28 de dezembro de 2009

Sobre dançar.




Em outubro de dois mil e nove, no auge da minha paixão pela dança, quando nada mais ocupava a minha mente além das movimentações das novas coreografias, do sabor delicioso de palco que permaneceu em mim após um espetáculo realizado em setembro com bailarinos – e mais do que isso, amigos - excelentes e da ansiedade pelo espetáculo de fim de ano da academia em que estava dançando, não poderia pensar em escrever outra coisa que não fosse sobre dançar:

“Talvez o que me encanta seja fato de poder me comunicar sem usar a fala. E mesmo que eu fale enquanto danço. A fala é só mais uma ferramenta. Porque o que interessa ali, é meu corpo gritando ou sussurrando algo. É meu corpo sorrindo e chorando através dos poros. É ser a notação musical de uma partitura humana. Ser regido por um maestro desconhecido ou íntimo. Ser um livro aberto para que todos leiam – ou o ler para todos. Desenhar o que se sente e ter a escolha de pintar ou de deixar em giz. Não sei. Talvez o que me encanta seja o fato de que ali eu posso ser.”

E é tudo verdade. Ali – e talvez somente ali – eu posso ser, sem medo nenhum, sem pudor nenhum, sem receios.

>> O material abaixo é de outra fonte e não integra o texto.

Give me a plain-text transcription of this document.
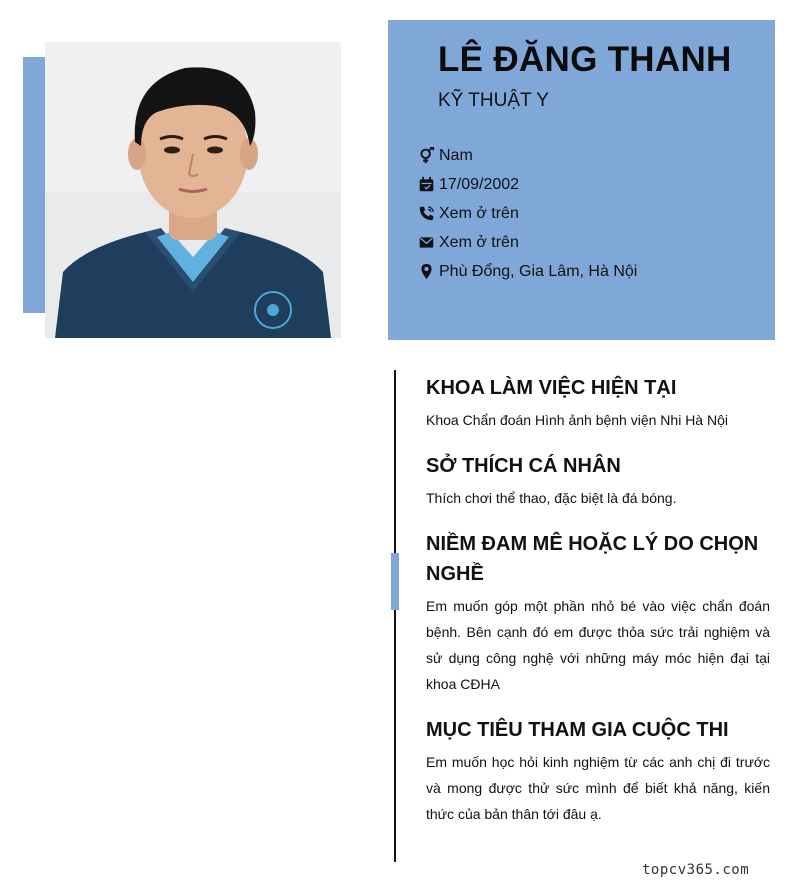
LÊ ĐĂNG THANH
KỸ THUẬT Y
Nam
17/09/2002
Xem ở trên
Xem ở trên
Phù Đổng, Gia Lâm, Hà Nội
KHOA LÀM VIỆC HIỆN TẠI

Khoa Chẩn đoán Hình ảnh bệnh viện Nhi Hà Nội

SỞ THÍCH CÁ NHÂN

Thích chơi thể thao, đặc biệt là đá bóng.

NIỀM ĐAM MÊ HOẶC LÝ DO CHỌN NGHỀ

Em muốn góp một phần nhỏ bé vào việc chẩn đoán bệnh. Bên cạnh đó em được thỏa sức trải nghiệm và sử dụng công nghệ với những máy móc hiện đại tại khoa CĐHA

MỤC TIÊU THAM GIA CUỘC THI

Em muốn học hỏi kinh nghiệm từ các anh chị đi trước và mong được thử sức mình để biết khả năng, kiến thức của bản thân tới đâu ạ.

topcv365.com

Quando danço eu me sinto completo e minha alma se faz palpável.

* Esta foto é do “eterno reverance” do espetáculo “Os Contemporâneos”, realizado no dia 18 de setembro de 2009. Estas pessoas fizeram parte do meu ano inteirinho me deixando cada vez mais sedento por dançar, dançar, dançar. Experiência maravilhosa – eu os amo muito.

25 de dezembro de 2009

Dois Mil e Nove, Dois Mil e Dez...

Pois é, mais um ano que se encerra. Uma data especial? Sim, com certeza. Porém, mais do que especial para mim.
Dois Mil e Nove – o ano das descobertas, do conhecimento, da abertura da minha alma para o mundo. Um ano para sentir.
Como este ano foi perfeito para mim, meu Deus! Repleto de desafios, sim. Desafios que consegui superar com sabedoria.
Um ano em que sofri, mas cresci. Eu me entendi – e me aceitei. E coloquei em prática os desejos mais sombrios e inimagináveis da minha alma.
Eu aprendi a amar. E conheci o lado obscuro do amor. Não, não me queixo... não há arrependimentos. Sei que esta é só uma das muitas faces do amor e terei tempo para conhecer as demais.
Também aprendi a ter o controle e desta forma, experimentar, experimentar...
E tive a confirmação. Confirmação de que não respiro sem a arte! E que ela fará parte de toda a minha vida.
Mas, é claro, até a arte nos trás surpresas e assim, descobri meu dom. A dança! Eu que pensava em atuar, e a busquei como mero instrumento do ator. Apaixonei-me... e é essa paixão que vai mover esse novo ano.
Devo agradecer aos céus pelos bons ventos e oportunidades trazidas pelo mesmo. Aproveitei até a última gota – de tudo. E agradeço por saber a hora de parar e procurar coisas novas. Porque sempre há algo novo.

Como esse blog, que começo agora, no finzinho do ano, onde colocarei tudo que me faz bem, que me faz mal, que me inspira, que eu vivo, que é meu!

Que venha Dois Mil e Dez! O ano da atividade, do foco, da prática, do hard work e de muito amor. Centro, energia, arte, saúde, fé, harmonia, AR! DANÇA! 
Viver e ser! Ser o que se é, sem medo algum.